Yesterday was almost a bluebird perfect day here in the valley. I know that because I could see blue sky and puffy white clouds from the reclining chair in my dentist’s office, where I was contemplating the subtle pleasures of modern dentistry. My dentist is both deft and painless, but I would be needing a different kind of professional help if I thought dentistry was as much fun as hiking. By the time it was all done, there was more gold in my mouth than in my wallet, and it was a bit late to be starting a hike. Sigh. So the truly bluebird skies that greeted me this morning were seen as a redemptive opportunity. With another active weather pattern predicted to be kicking-in by noon, I needed someplace close but still interesting – like Prescott Park. Back in November we’d tried out the newest trail there, but hadn’t been able to do it as a continuous loop. It can be too muddy to hike in winter, but I figured that with an overnight temperature of 20ºF, the gumbo-like mud would be stiff enough to walk on. Well, almost…
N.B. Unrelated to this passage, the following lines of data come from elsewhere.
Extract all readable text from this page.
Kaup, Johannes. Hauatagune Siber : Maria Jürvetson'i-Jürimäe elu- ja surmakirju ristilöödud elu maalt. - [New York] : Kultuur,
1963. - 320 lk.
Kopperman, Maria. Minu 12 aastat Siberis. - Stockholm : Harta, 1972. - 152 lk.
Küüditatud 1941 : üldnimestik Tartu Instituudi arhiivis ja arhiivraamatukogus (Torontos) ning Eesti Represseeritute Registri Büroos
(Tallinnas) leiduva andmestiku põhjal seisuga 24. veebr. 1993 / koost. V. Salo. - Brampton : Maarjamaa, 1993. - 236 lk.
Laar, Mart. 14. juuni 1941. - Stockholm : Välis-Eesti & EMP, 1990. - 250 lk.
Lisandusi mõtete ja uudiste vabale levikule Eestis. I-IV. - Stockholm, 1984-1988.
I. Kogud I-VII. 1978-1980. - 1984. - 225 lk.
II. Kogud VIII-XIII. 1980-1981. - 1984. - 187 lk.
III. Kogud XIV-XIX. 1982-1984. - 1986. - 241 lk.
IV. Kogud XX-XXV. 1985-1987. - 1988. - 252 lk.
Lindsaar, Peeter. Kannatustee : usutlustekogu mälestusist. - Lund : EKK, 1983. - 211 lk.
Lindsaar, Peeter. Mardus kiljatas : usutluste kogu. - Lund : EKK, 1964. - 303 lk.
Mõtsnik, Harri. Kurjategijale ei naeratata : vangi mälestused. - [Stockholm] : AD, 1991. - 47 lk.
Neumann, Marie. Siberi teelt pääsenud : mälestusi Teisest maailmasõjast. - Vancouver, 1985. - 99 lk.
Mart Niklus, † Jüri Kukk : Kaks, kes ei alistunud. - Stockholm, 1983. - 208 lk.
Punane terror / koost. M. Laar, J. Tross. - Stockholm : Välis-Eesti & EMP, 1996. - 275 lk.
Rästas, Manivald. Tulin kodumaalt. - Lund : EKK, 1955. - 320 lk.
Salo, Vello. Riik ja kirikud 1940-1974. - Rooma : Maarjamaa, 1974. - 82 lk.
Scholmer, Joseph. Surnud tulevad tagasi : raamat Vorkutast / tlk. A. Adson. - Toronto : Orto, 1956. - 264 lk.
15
It was the last day of The LovedOne’s quilting class, so I got an early solo start and, after a heroic 5-minute drive from home, pulled into the parking area on the west side of Roxy Ann. The ground was still frozen, so I started crunching-up the first segment of the New Trail,
in full sunshine,
with a great view out over the Rogue River Valley and Medford!
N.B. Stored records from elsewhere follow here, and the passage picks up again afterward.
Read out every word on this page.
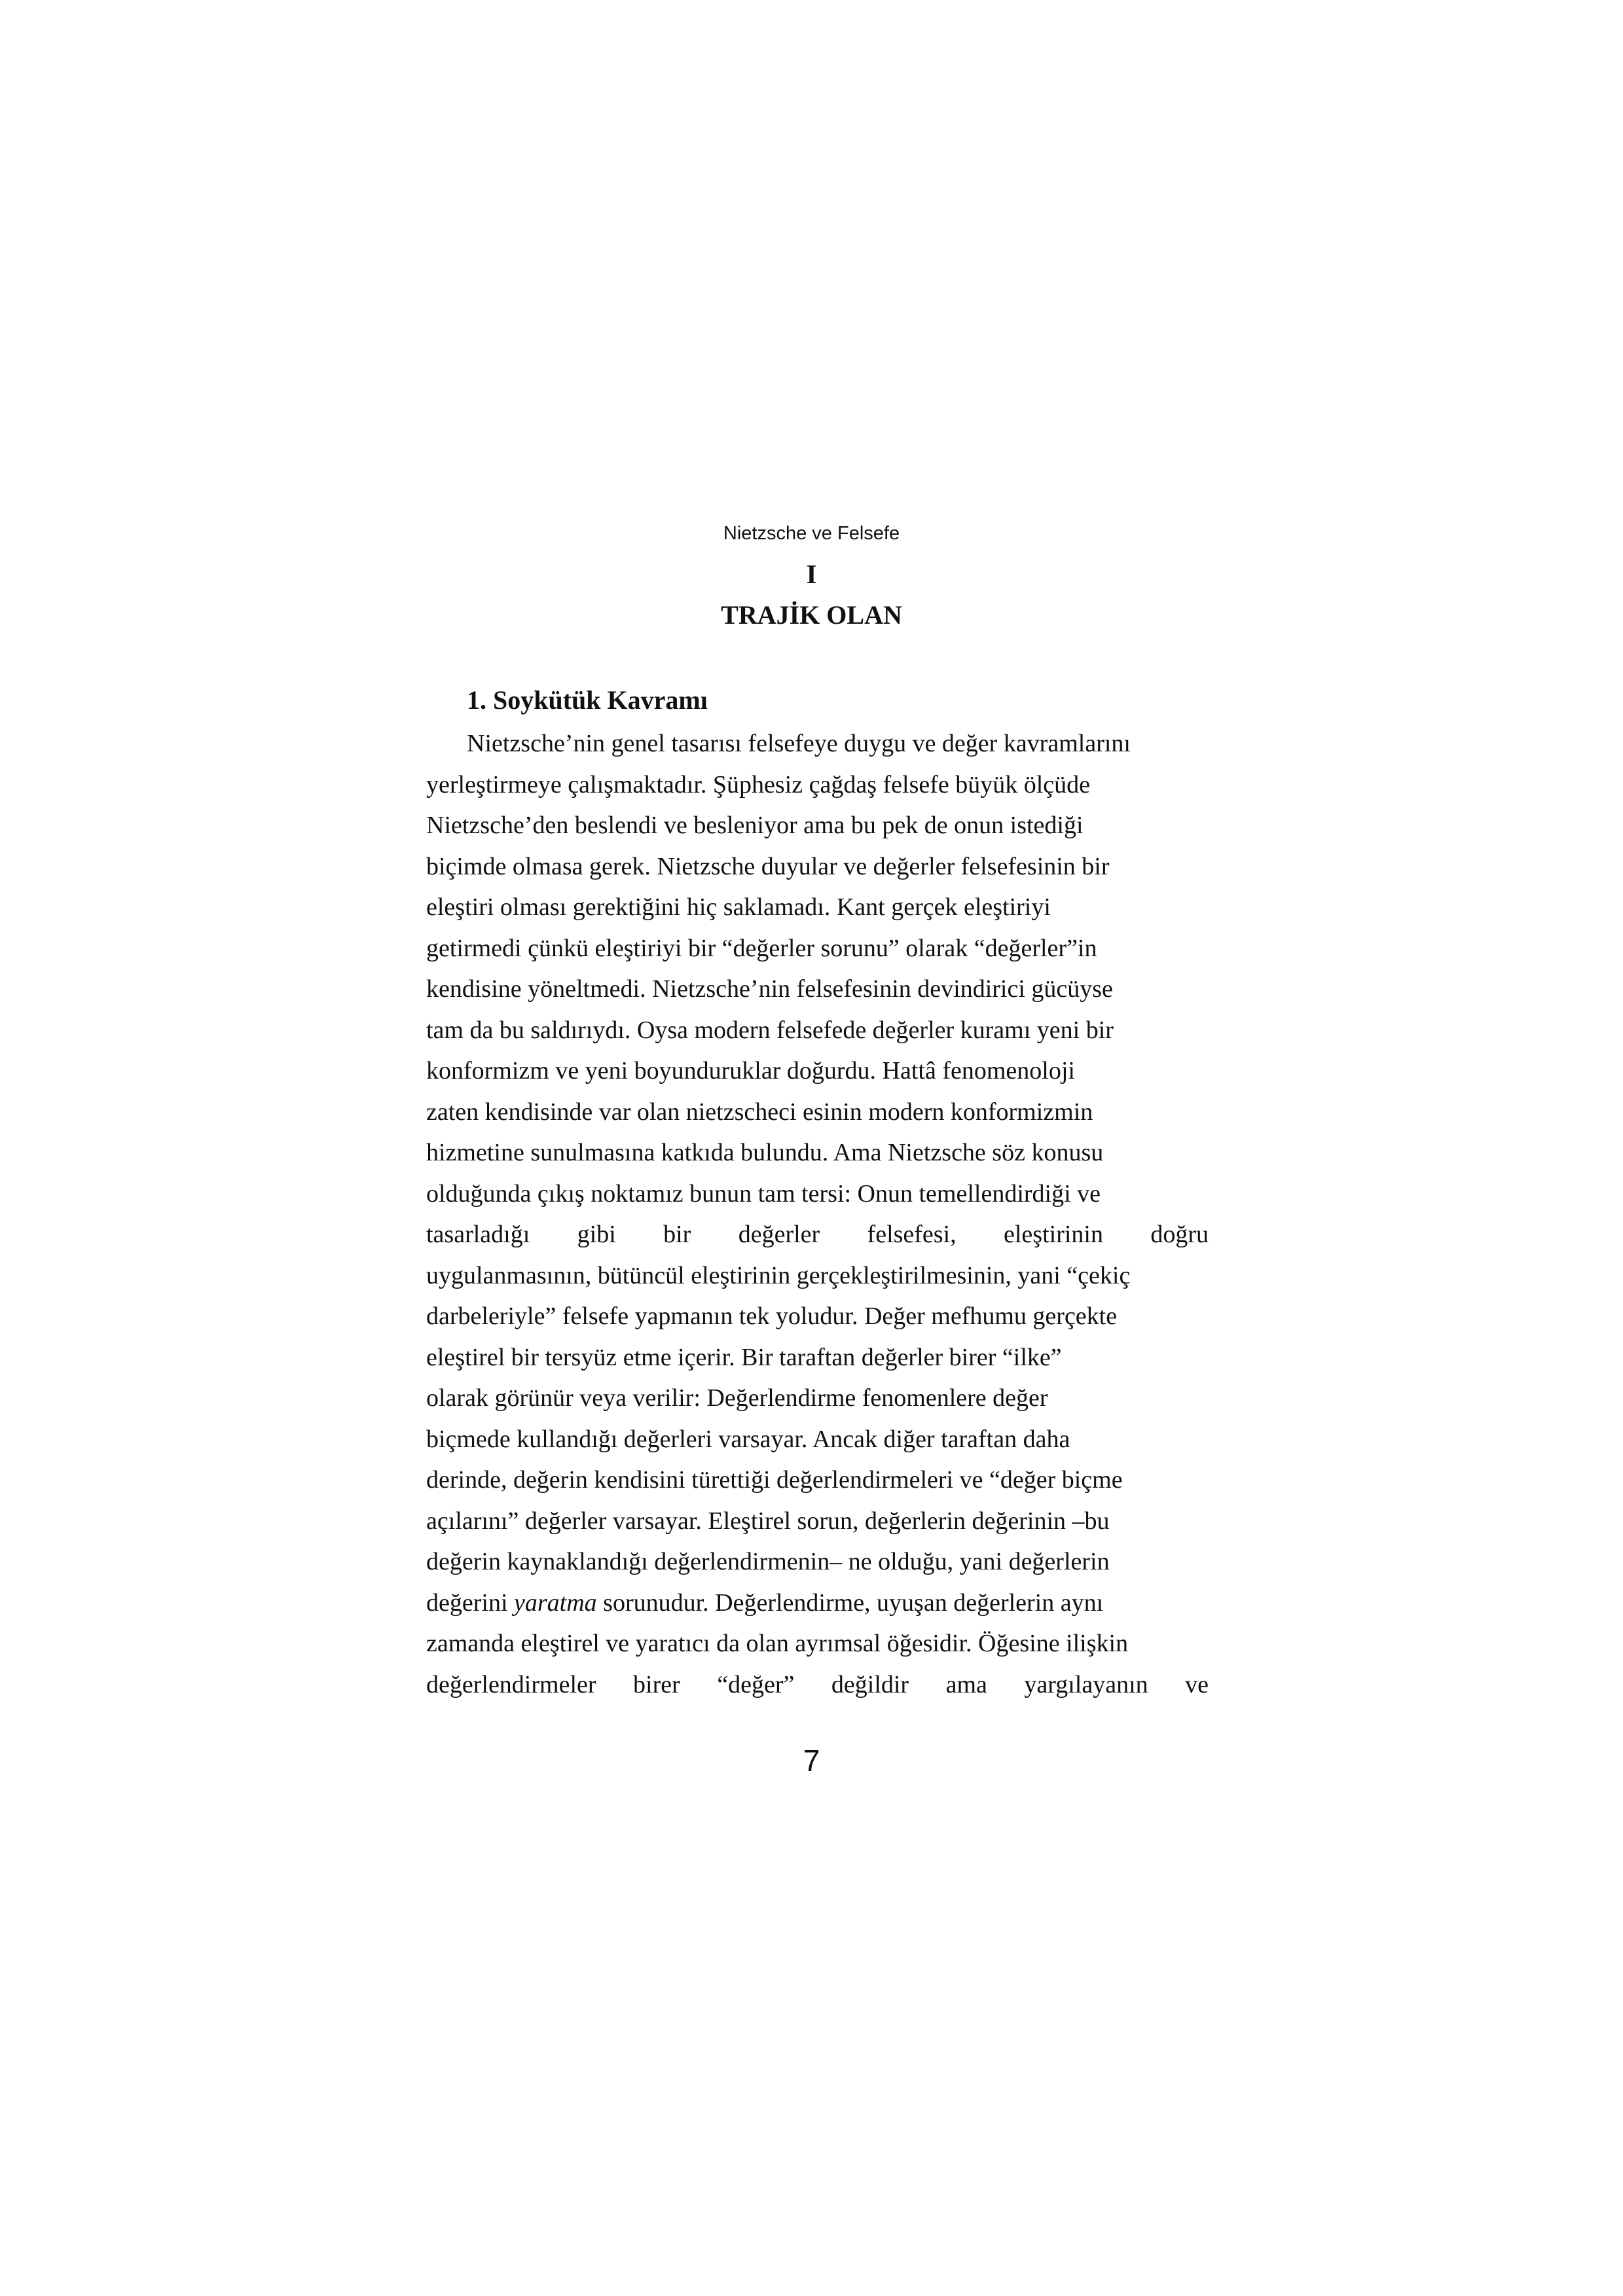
Nietzsche ve Felsefe
I
TRAJİK OLAN
1. Soykütük Kavramı
Nietzsche’nin genel tasarısı felsefeye duygu ve değer kavramlarını
yerleştirmeye çalışmaktadır. Şüphesiz çağdaş felsefe büyük ölçüde
Nietzsche’den beslendi ve besleniyor ama bu pek de onun istediği
biçimde olmasa gerek. Nietzsche duyular ve değerler felsefesinin bir
eleştiri olması gerektiğini hiç saklamadı. Kant gerçek eleştiriyi
getirmedi çünkü eleştiriyi bir “değerler sorunu” olarak “değerler”in
kendisine yöneltmedi. Nietzsche’nin felsefesinin devindirici gücüyse
tam da bu saldırıydı. Oysa modern felsefede değerler kuramı yeni bir
konformizm ve yeni boyunduruklar doğurdu. Hattâ fenomenoloji
zaten kendisinde var olan nietzscheci esinin modern konformizmin
hizmetine sunulmasına katkıda bulundu. Ama Nietzsche söz konusu
olduğunda çıkış noktamız bunun tam tersi: Onun temellendirdiği ve
tasarladığı gibi bir değerler felsefesi, eleştirinin doğru
uygulanmasının, bütüncül eleştirinin gerçekleştirilmesinin, yani “çekiç
darbeleriyle” felsefe yapmanın tek yoludur. Değer mefhumu gerçekte
eleştirel bir tersyüz etme içerir. Bir taraftan değerler birer “ilke”
olarak görünür veya verilir: Değerlendirme fenomenlere değer
biçmede kullandığı değerleri varsayar. Ancak diğer taraftan daha
derinde, değerin kendisini türettiği değerlendirmeleri ve “değer biçme
açılarını” değerler varsayar. Eleştirel sorun, değerlerin değerinin –bu
değerin kaynaklandığı değerlendirmenin– ne olduğu, yani değerlerin
değerini yaratma sorunudur. Değerlendirme, uyuşan değerlerin aynı
zamanda eleştirel ve yaratıcı da olan ayrımsal öğesidir. Öğesine ilişkin
değerlendirmeler birer “değer” değildir ama yargılayanın ve
7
At 1.2 miles from the parking area, this segement of the New Trail ends at the quarry service road. A short walk north on the road brought me to the long established Madrone Trail which climbs up the south and southeast sides of Roxy Ann.
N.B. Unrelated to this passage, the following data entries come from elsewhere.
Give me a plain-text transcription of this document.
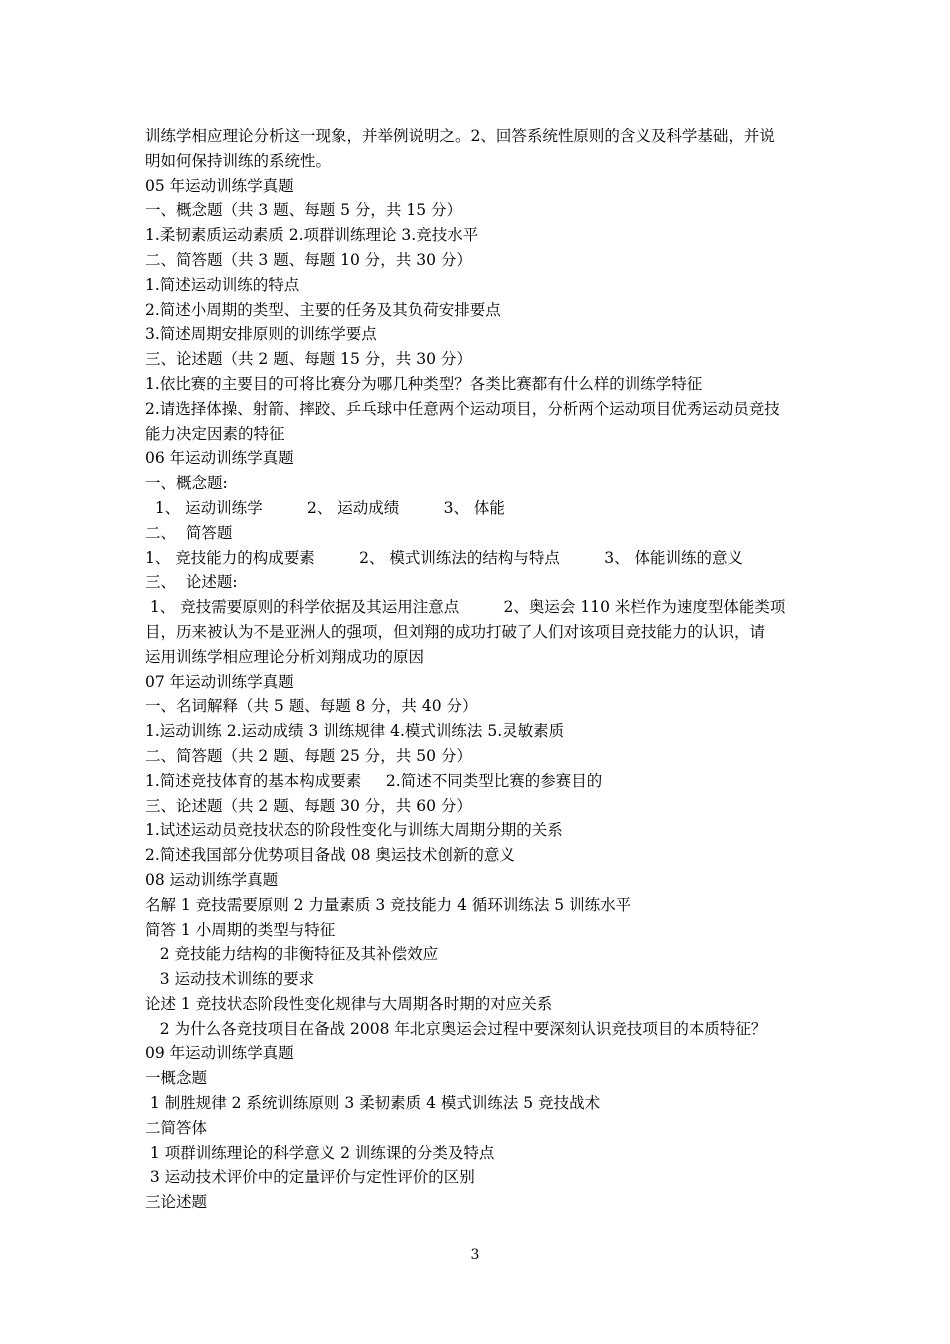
训练学相应理论分析这一现象，并举例说明之。2、回答系统性原则的含义及科学基础，并说
明如何保持训练的系统性。
05 年运动训练学真题
一、概念题（共 3 题、每题 5 分，共 15 分）
1.柔韧素质运动素质 2.项群训练理论 3.竞技水平
二、简答题（共 3 题、每题 10 分，共 30 分）
1.简述运动训练的特点
2.简述小周期的类型、主要的任务及其负荷安排要点
3.简述周期安排原则的训练学要点
三、论述题（共 2 题、每题 15 分，共 30 分）
1.依比赛的主要目的可将比赛分为哪几种类型？各类比赛都有什么样的训练学特征
2.请选择体操、射箭、摔跤、乒乓球中任意两个运动项目，分析两个运动项目优秀运动员竞技
能力决定因素的特征
06 年运动训练学真题
一、概念题:
1、 运动训练学         2、 运动成绩         3、 体能
二、  简答题
1、 竞技能力的构成要素         2、 模式训练法的结构与特点         3、 体能训练的意义
三、  论述题:
1、 竞技需要原则的科学依据及其运用注意点         2、奥运会 110 米栏作为速度型体能类项
目，历来被认为不是亚洲人的强项，但刘翔的成功打破了人们对该项目竞技能力的认识，请
运用训练学相应理论分析刘翔成功的原因
07 年运动训练学真题
一、名词解释（共 5 题、每题 8 分，共 40 分）
1.运动训练 2.运动成绩 3 训练规律 4.模式训练法 5.灵敏素质
二、简答题（共 2 题、每题 25 分，共 50 分）
1.简述竞技体育的基本构成要素     2.简述不同类型比赛的参赛目的
三、论述题（共 2 题、每题 30 分，共 60 分）
1.试述运动员竞技状态的阶段性变化与训练大周期分期的关系
2.简述我国部分优势项目备战 08 奥运技术创新的意义
08 运动训练学真题
名解 1 竞技需要原则 2 力量素质 3 竞技能力 4 循环训练法 5 训练水平
简答 1 小周期的类型与特征
2 竞技能力结构的非衡特征及其补偿效应
3 运动技术训练的要求
论述 1 竞技状态阶段性变化规律与大周期各时期的对应关系
2 为什么各竞技项目在备战 2008 年北京奥运会过程中要深刻认识竞技项目的本质特征？
09 年运动训练学真题
一概念题
1 制胜规律 2 系统训练原则 3 柔韧素质 4 模式训练法 5 竞技战术
二简答体
1 项群训练理论的科学意义 2 训练课的分类及特点
3 运动技术评价中的定量评价与定性评价的区别
三论述题
3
By now the sun had been up long enough to start defrosting stuff and the Madrone Trail on the southeast side of the peak was getting pretty soggy – but not yet sticky muddy! The Madrone Trail crosses a service road and then ends near the true summit of Roxy Ann, where the fridged fallout from the last wave of storms was still offering a winter wonderland option.
I went over and got the big view to the southwest, with Medford below and snow-covered Grayback Mountain on the horizon.
Then, with my frozen trail concept melting before my eyes, I wasted no time in descending the service road to where the segment of the New Trail on the northeast side of Roxy starts down. Along this segment there are some dense stands of tall madrone trees,
and areas where winter is still in effect.
After about a mile of descending, the New Trail crosses the service road that circumnavigates the peak,
gives you a good view of Mount McLoughlin to the east,
and heads due north through mixed stands of oaks, pines, and madrones.
There were several wet stretches along here but still no mud, so it was pretty easy to contour out to the open areas on the ridge north of Roxy, with a view to the north,
and of McLoughlin to the east.
Here the New Trail crosses the ridge and turns south back toward the parking area, through some stands of Ponderosa pine (my favorite pine).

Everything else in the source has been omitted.